Energy Conservation in Israel (CJN March 2011)
This "Sustainable Jew" column originally appeared in the Canadian Jewish News March 17, 2011
I was recently in Israel to represent the company I am currently on contract with, and to speak at a renewable energy conference in Eilat, co sponsored by the UJA Federation of Toronto.
As part of a delegation, put together by Canada's National Research Council, I wanted to understand the current Israeli state of mind with respect to energy conservation and advances in renewable energy. At the same time I was tasked to determine if there was an opportunity to expand my client's energy consumption benchmarking software to Israel.
Having received no pre-briefing from the Canadian embassy, I started to assemble my own comparative study between the situation in Ontario/Canada and that of Israel.
Some of the factors I used in the comparison included a look at carbon inventories of both countries, electricity generation capacity and consumption patterns between residential, commercial, institutional and industrial users in order to establish a numerical baseline.
It was also important to develop a clear understanding of which ministries in the Israeli government had control of the various programs which would incent various stakeholders either to conserve energy or provide additional energy to the Israeli power grid coming from renewable sources.

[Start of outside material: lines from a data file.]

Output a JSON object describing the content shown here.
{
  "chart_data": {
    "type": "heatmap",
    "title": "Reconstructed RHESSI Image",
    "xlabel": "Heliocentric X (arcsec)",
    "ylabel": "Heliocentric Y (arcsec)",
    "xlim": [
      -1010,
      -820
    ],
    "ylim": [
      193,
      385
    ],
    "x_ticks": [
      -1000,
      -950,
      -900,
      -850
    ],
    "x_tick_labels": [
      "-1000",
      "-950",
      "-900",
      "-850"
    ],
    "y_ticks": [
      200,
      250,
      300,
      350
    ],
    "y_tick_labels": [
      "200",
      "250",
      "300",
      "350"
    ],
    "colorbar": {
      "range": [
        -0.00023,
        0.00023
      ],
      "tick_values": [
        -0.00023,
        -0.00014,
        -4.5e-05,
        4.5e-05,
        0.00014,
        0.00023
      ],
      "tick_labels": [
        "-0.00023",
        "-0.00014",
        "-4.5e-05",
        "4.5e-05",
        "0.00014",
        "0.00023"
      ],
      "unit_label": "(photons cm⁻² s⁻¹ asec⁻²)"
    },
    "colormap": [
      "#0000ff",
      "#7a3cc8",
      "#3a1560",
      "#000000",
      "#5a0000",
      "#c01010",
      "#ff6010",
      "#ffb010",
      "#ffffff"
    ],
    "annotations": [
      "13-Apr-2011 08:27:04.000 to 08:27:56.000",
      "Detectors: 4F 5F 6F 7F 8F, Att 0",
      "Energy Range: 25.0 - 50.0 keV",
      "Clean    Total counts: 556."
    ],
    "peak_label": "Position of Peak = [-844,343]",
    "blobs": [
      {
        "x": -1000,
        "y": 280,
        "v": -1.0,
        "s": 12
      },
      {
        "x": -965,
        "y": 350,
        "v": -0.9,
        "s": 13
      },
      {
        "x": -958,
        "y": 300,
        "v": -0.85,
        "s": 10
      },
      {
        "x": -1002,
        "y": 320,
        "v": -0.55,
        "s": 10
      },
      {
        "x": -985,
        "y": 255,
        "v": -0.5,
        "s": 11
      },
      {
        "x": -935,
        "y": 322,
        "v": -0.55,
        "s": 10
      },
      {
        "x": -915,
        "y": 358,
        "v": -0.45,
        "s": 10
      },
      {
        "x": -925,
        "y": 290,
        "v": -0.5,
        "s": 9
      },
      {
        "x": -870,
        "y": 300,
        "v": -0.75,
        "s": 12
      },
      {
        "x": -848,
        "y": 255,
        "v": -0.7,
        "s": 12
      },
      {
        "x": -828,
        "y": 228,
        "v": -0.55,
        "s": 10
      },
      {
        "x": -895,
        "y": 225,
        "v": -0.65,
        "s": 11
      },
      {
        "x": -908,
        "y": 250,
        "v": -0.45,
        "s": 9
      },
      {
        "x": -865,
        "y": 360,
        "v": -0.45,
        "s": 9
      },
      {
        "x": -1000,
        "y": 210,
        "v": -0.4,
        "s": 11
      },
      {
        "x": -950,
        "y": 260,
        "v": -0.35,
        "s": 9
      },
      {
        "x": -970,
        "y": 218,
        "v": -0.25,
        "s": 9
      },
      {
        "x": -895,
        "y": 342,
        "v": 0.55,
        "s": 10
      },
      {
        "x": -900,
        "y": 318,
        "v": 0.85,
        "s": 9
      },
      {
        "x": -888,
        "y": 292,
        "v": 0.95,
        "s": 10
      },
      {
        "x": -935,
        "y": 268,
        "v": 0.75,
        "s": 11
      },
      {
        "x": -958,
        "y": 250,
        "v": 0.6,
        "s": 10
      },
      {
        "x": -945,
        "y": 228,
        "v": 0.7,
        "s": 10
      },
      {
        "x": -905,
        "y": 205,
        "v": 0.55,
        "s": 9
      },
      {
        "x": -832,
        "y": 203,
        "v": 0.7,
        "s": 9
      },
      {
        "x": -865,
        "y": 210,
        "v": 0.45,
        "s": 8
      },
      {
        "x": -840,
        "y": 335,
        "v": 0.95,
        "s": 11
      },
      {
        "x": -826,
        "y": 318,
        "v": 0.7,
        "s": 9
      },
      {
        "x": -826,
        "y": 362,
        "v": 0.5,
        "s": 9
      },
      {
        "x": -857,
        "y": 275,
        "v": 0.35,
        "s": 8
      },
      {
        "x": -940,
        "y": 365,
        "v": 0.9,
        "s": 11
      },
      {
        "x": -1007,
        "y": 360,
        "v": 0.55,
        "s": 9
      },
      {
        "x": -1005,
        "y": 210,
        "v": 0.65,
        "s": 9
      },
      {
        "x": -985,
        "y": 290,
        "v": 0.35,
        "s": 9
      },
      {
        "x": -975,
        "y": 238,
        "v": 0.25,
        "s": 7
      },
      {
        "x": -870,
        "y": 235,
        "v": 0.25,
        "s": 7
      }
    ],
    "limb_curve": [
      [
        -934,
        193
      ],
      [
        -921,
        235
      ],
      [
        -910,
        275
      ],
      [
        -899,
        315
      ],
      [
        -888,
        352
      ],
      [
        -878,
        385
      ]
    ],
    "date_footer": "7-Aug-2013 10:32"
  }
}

To get a bit of a cultural grounding, I pretended to be a new immigrant. I used that perspective to gain an understanding of how the relationship between the customer and the utilities which provide electricity and water worked, at least theory.
I also looked for school based programs in Israel similar to the Ontario EcoSchools program which would teach elementary and secondary school students about environmental issues and allow them to select activities to implement at school in order to learn by experience.
When looking at the schools, it was important to establish whether the people responsible for school building operations were already measuring the total energy consumption of each school, understanding the major energy consumption contributors and then having the ability and financial support needed to execute appropriate energy conservation and/or renewable energy generation measures.
What was also critical was whether school operations had found a way to connect their actions to relevant parts of the school curriculum. Was there a way to show students not only what was done, but how the science behind the conservation effort worked. Were there lessons available to explain the economics behind the decision to implement the solution? Was there a clear connection made to help students understand how the schools actions would have an impact on the overall goal for energy conservation and renewable energy generation in Israel. Would students be inspired to come up with additional ideas and would the operations side be in a position to implement them.
However, what struck me the most was the grassroots effort in Israel to deal with these opportunities. Many Non Governmental Organizations were spending more time soliciting sponsorship, as opposed to executing against an organized plan to collaboratively bring their individual strengths together with the objective of inspiring measurable behavioral change in Israeli society around environmental impact.
Over the next few columns, I will be going into more detail on the discoveries made and how Israel and Canada compare.